For x86, sparc, powerpc, mips, ia64 who all have SMT we completely
ignore the fact that the (logical) CPU is suddenly slower than it was.
In that respect it's no different from cpufreq mucking about with your
clock speeds. We account the task runtime in walltime, irrespective of
what might (or might not) have ran on a sibling.

Now, there is a bunch of people that want to do DVFS accounting; but
that is mostly so we can guestimate relative gain; like can I fit this
new task by making the CPU go faster or should I use this other CPU.

Also, how does your hypervisor thingy deal with vcpu vs SMT? Does it
schedule it like any other logical CPU and Linux is completely oblivious
to actual machine topology?

> > Also, if your hypervisor starves its vcpus of compute time; how is that
> > our problem?
>
> Because we see the effects of that starvation in the guest OS, no?

But why ruin Linux for an arguably broken hypervisor? If your HV causes
starvation, fix that.

> > Furthermore, we already have some stealtime accounting in
> > update_rq_clock_task() for the virt crazies^Wpeople.
>
> Yes, defining PARAVIRT_TIME_ACCOUNTING and a paravirt_steal_clock would
> solve one of the problems (the one with the cpu_exec_time hook). But
> it does so in an indirect way, for s390 we do have an instruction for
> that ..

Of course you do! How's work on the crystal ball instruction coming? ;-)

I really _really_ like to not have more than 1 virt means of mucking
with time. I detest virt (everybody knows that, right?) and having all
the virt flavours of the month do different things to me makes me sad.

Computing steal time should not be too expensive for you right? Just
take the walltime and subtract this new time. Maybe you can even
micro-code a new instruction to do that for you :-)

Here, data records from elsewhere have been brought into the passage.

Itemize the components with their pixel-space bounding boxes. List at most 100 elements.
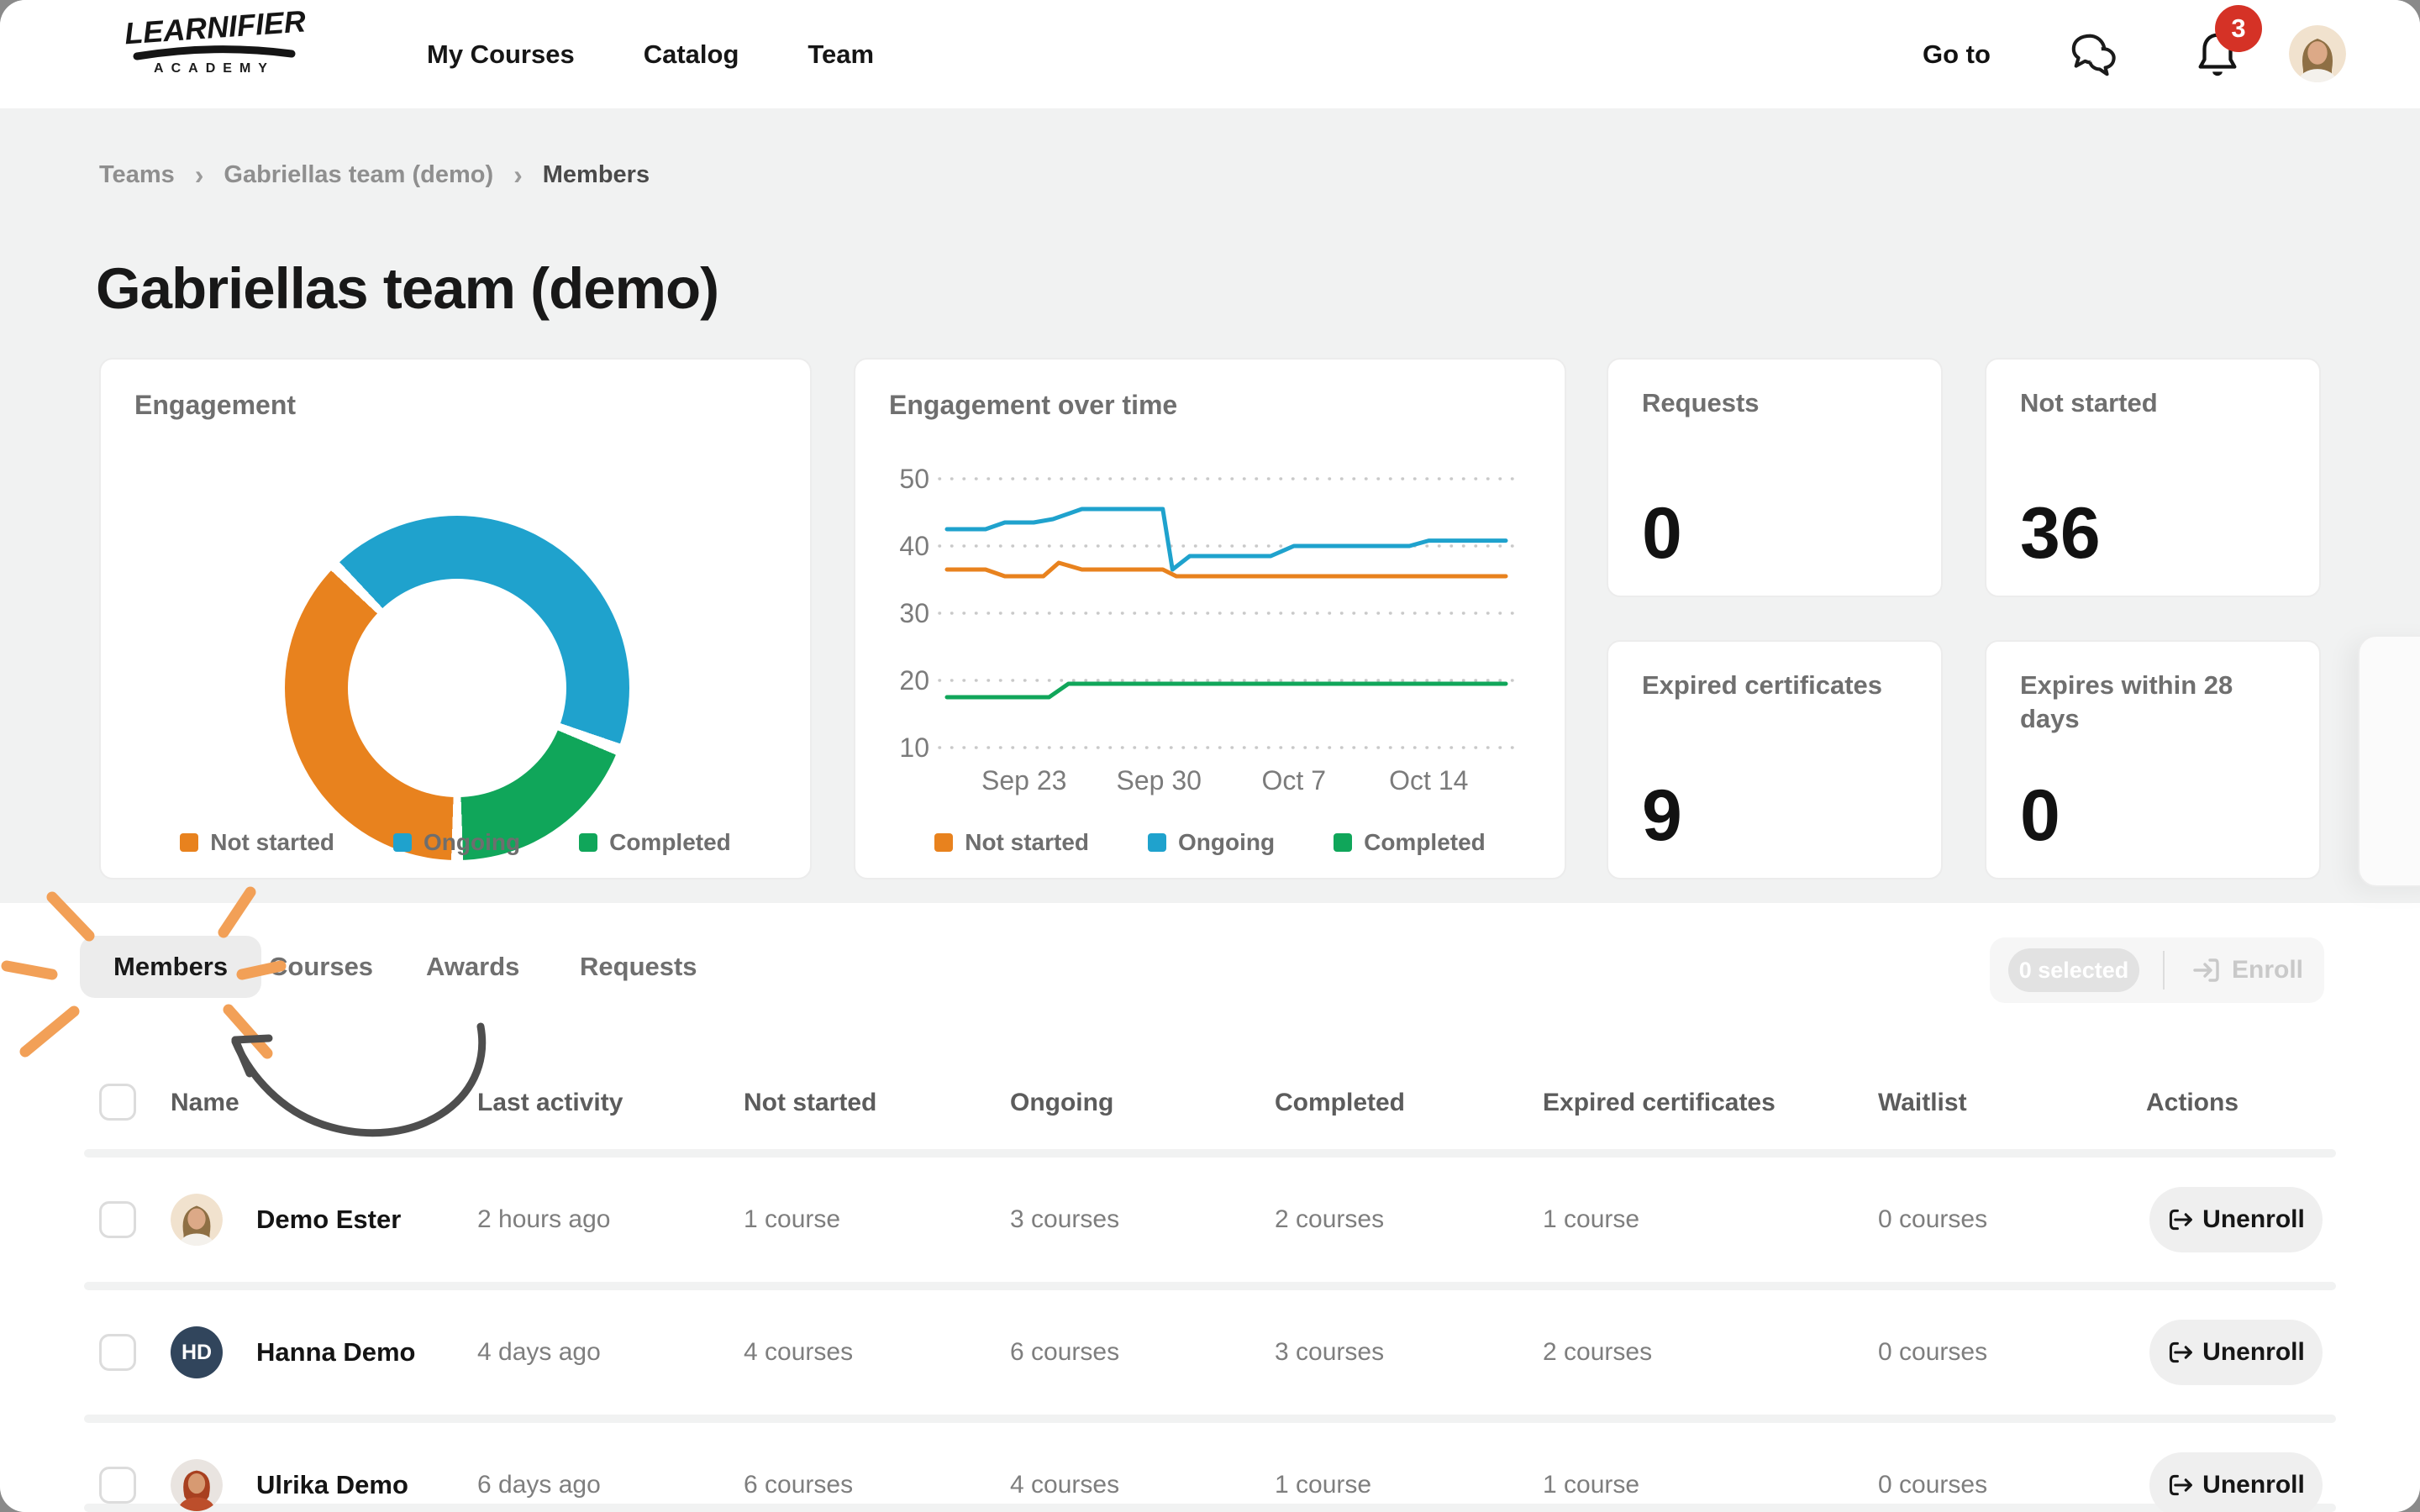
tab-awards[interactable]: Awards xyxy=(426,936,519,998)
member-initials-avatar: HD xyxy=(171,1326,223,1378)
requests-value: 0 xyxy=(1642,492,1682,575)
expired-certificates-cell: 1 course xyxy=(1543,1471,1639,1499)
unenroll-button[interactable]: Unenroll xyxy=(2149,1187,2323,1252)
svg-text:40: 40 xyxy=(899,531,929,561)
member-photo-avatar xyxy=(171,1459,223,1511)
tab-courses[interactable]: Courses xyxy=(269,936,373,998)
legend-swatch xyxy=(934,833,953,852)
legend-label: Not started xyxy=(210,829,334,856)
logo-academy-label: ACADEMY xyxy=(124,61,304,76)
breadcrumb: Teams › Gabriellas team (demo) › Members xyxy=(99,160,650,191)
selected-count-pill: 0 selected xyxy=(2008,948,2139,992)
table-row: Demo Ester2 hours ago1 course3 courses2 … xyxy=(84,1158,2336,1282)
top-nav: LEARNIFIER ACADEMY My Courses Catalog Te… xyxy=(0,0,2420,108)
completed-cell: 3 courses xyxy=(1275,1338,1384,1367)
expired-certificates-cell: 2 courses xyxy=(1543,1338,1652,1367)
svg-text:30: 30 xyxy=(899,598,929,628)
legend-label: Completed xyxy=(1364,829,1486,856)
not-started-cell: 4 courses xyxy=(744,1338,853,1367)
legend-swatch xyxy=(1148,833,1166,852)
app-window: LEARNIFIER ACADEMY My Courses Catalog Te… xyxy=(0,0,2420,1512)
legend-swatch xyxy=(579,833,597,852)
requests-label: Requests xyxy=(1642,386,1902,420)
members-table-header: Name Last activity Not started Ongoing C… xyxy=(84,1082,2336,1127)
nav-link-catalog[interactable]: Catalog xyxy=(644,39,739,70)
ongoing-cell: 4 courses xyxy=(1010,1471,1119,1499)
engagement-card-title: Engagement xyxy=(134,388,296,423)
breadcrumb-separator: › xyxy=(513,160,523,191)
legend-label: Completed xyxy=(609,829,731,856)
row-separator xyxy=(84,1415,2336,1423)
svg-text:50: 50 xyxy=(899,464,929,494)
breadcrumb-teams[interactable]: Teams xyxy=(99,161,175,189)
header-completed: Completed xyxy=(1275,1089,1405,1117)
member-avatar xyxy=(171,1194,223,1246)
member-avatar xyxy=(171,1459,223,1511)
completed-cell: 1 course xyxy=(1275,1471,1371,1499)
notification-count-badge: 3 xyxy=(2215,5,2262,52)
member-photo-avatar xyxy=(171,1194,223,1246)
row-checkbox[interactable] xyxy=(99,1201,136,1238)
legend-item: Not started xyxy=(934,829,1089,856)
expired-certificates-stat-card: Expired certificates 9 xyxy=(1607,640,1943,879)
engagement-over-time-chart: 5040302010Sep 23Sep 30Oct 7Oct 14 xyxy=(855,360,1565,878)
header-expired-certificates: Expired certificates xyxy=(1543,1089,1776,1117)
header-ongoing: Ongoing xyxy=(1010,1089,1113,1117)
donut-hole xyxy=(348,579,566,797)
legend-label: Ongoing xyxy=(424,829,520,856)
breadcrumb-members[interactable]: Members xyxy=(543,161,650,189)
legend-swatch xyxy=(393,833,412,852)
nav-link-team[interactable]: Team xyxy=(808,39,874,70)
not-started-cell: 6 courses xyxy=(744,1471,853,1499)
legend-item: Ongoing xyxy=(1148,829,1275,856)
unenroll-button[interactable]: Unenroll xyxy=(2149,1452,2323,1512)
legend-swatch xyxy=(1334,833,1352,852)
unenroll-icon xyxy=(2167,1472,2194,1499)
last-activity-cell: 4 days ago xyxy=(477,1338,601,1367)
unenroll-label: Unenroll xyxy=(2202,1471,2305,1499)
user-avatar[interactable] xyxy=(2289,25,2346,82)
selection-divider xyxy=(2163,951,2165,990)
svg-text:Oct 14: Oct 14 xyxy=(1389,765,1468,795)
not-started-value: 36 xyxy=(2020,492,2101,575)
tab-members[interactable]: Members xyxy=(80,936,261,998)
member-name[interactable]: Demo Ester xyxy=(256,1205,401,1235)
messages-icon[interactable] xyxy=(2069,29,2121,81)
svg-text:Oct 7: Oct 7 xyxy=(1262,765,1326,795)
member-avatar: HD xyxy=(171,1326,223,1378)
header-name: Name xyxy=(171,1089,239,1117)
enroll-label: Enroll xyxy=(2232,956,2303,984)
svg-text:Sep 30: Sep 30 xyxy=(1117,765,1202,795)
row-checkbox[interactable] xyxy=(99,1334,136,1371)
expires-within-28-days-value: 0 xyxy=(2020,774,2060,858)
row-separator xyxy=(84,1282,2336,1290)
page-title: Gabriellas team (demo) xyxy=(96,255,718,322)
waitlist-cell: 0 courses xyxy=(1878,1338,1987,1367)
learnifier-logo[interactable]: LEARNIFIER ACADEMY xyxy=(124,10,304,76)
unenroll-button[interactable]: Unenroll xyxy=(2149,1320,2323,1385)
enroll-icon xyxy=(2191,955,2222,985)
table-row: HDHanna Demo4 days ago4 courses6 courses… xyxy=(84,1290,2336,1415)
breadcrumb-team[interactable]: Gabriellas team (demo) xyxy=(224,161,493,189)
not-started-label: Not started xyxy=(2020,386,2281,420)
go-to-menu[interactable]: Go to xyxy=(1923,0,1991,108)
nav-link-my-courses[interactable]: My Courses xyxy=(427,39,575,70)
legend-item: Completed xyxy=(1334,829,1486,856)
breadcrumb-separator: › xyxy=(195,160,204,191)
member-name[interactable]: Hanna Demo xyxy=(256,1337,415,1368)
select-all-checkbox[interactable] xyxy=(99,1084,136,1121)
not-started-stat-card: Not started 36 xyxy=(1985,358,2321,597)
header-waitlist: Waitlist xyxy=(1878,1089,1967,1117)
expires-within-28-days-label: Expires within 28 days xyxy=(2020,669,2281,737)
row-checkbox[interactable] xyxy=(99,1467,136,1504)
unenroll-icon xyxy=(2167,1206,2194,1233)
engagement-legend: Not started Ongoing Completed xyxy=(101,829,810,856)
header-actions: Actions xyxy=(2146,1089,2238,1117)
enroll-button[interactable]: Enroll xyxy=(2191,955,2303,985)
header-not-started: Not started xyxy=(744,1089,876,1117)
tab-requests[interactable]: Requests xyxy=(580,936,697,998)
last-activity-cell: 6 days ago xyxy=(477,1471,601,1499)
floating-edge-panel[interactable] xyxy=(2358,635,2420,887)
legend-swatch xyxy=(180,833,198,852)
member-name[interactable]: Ulrika Demo xyxy=(256,1470,408,1500)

> Which leaves the second hook scale_rq_clock_delta. That one only makes
> sense if the steal time has been subtracted from sched_clock. It scales
> the delta with the average number of threads that have been running
> in the last interval. Basically if two threads are running the delta
> is halved.

Right; so the patches were decidedly light on detail there. I'm very
sure I did not get what you were attempting to do there, and I'm not
sure I do now.

Isn't the whole point of SMT to get _more_ than a single thread of
performance out of a core?

> This technique has an interesting effect. Consider a setup with 2-way
> SMT and CFS bandwidth control. With the new cpu_exec_time hook the
> time counted against the quota is normalized with the average thread
> density. Two logical CPUs on a core use the same quota as a single
> logical CPU on a core. In effect by specifying a quota as a multiple
> of the period you can limit a group to use the CPU capacity of as
> many *cores*.

*groan*... So we muck about with time because you want to do accounting
tricks? That should have been in big bright neon letters in a comment
somewhere. Not squirreled away in a detail.

Arguably one could make that an (optional) feature of
account_cfs_rq_runtime() and only affect the accounting while leaving
the actual scheduling alone.

This needs more thought and certainly more description.

> This avoids that nasty group scheduling issue we
> briefly talked about ..

I remember we did talk; I'm afraid however I seem to have lost many of
the details in the post baby haze (which still hasn't entirely lifted).